Sleepy child? Factor in obesity, asthma

May 17th, 2011 - 3:33 pm ICT by IANS  

Washington, May 17 (IANS) If your child dozes off too much in the day time, there could be more to it than meets the eye. Obese, asthmatic, anxious or depressed children are more likely to experience excessive daytime sleepiness or EDS.

“Our data suggests that EDS in young children is more strongly associated with obesity and mood issues as it is in adults,” said Edward Bixler, professor of psychiatry at Pennsylvania State College of Medicine.

EDS is the inability to stay awake during the day, while sleep-disordered breathing is a group of disorders that includes sleep apnea, characterized by pauses in breathing, the journal Sleep reports.

“EDS may interfere with daytime functioning in children, including academic performance,” said Bixler. “Although excessive daytime sleepiness in adults has been the focus of extensive research, studies on the risk factors associated with EDS in children have been limited.”

The researchers studied 508 children and found EDS in 15 percent of them. “Our study indicates that EDS is highly prevalent in children, a symptom that may adversely affect daytime functioning,” said Bixler, according to a Pennsylvania State College of Medicine statement.

Researchers conducted a two-phase study to look at the issue. They recorded height, weight, body mass index and waist circumference — a marker of central obesity and metabolic abnormalities — for each child.

All children spent one night in a sleep lab and were screened for sleep apnea — defined as at least five seconds of breathing stoppage while sleeping. Parents completed a sleep questionnaire to assess EDS.

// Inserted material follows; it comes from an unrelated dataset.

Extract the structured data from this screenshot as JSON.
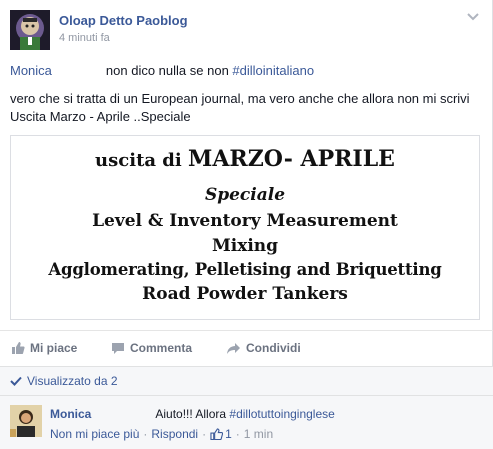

The 508 children comprised 431 without EDS and 77 children with EDS. They ranged in age from 5 to 12 years, with 51.8 percent being boys.

The researchers found waist circumference, positive history of asthma, use of asthma medication, heartburn, and parent-reported symptoms of anxiety/depression and of sleep difficulty significantly associated with EDS.

Waist circumference alone contributed to the independent prediction of EDS, suggesting metabolic factors may play a contributing role in the mechanisms of EDS.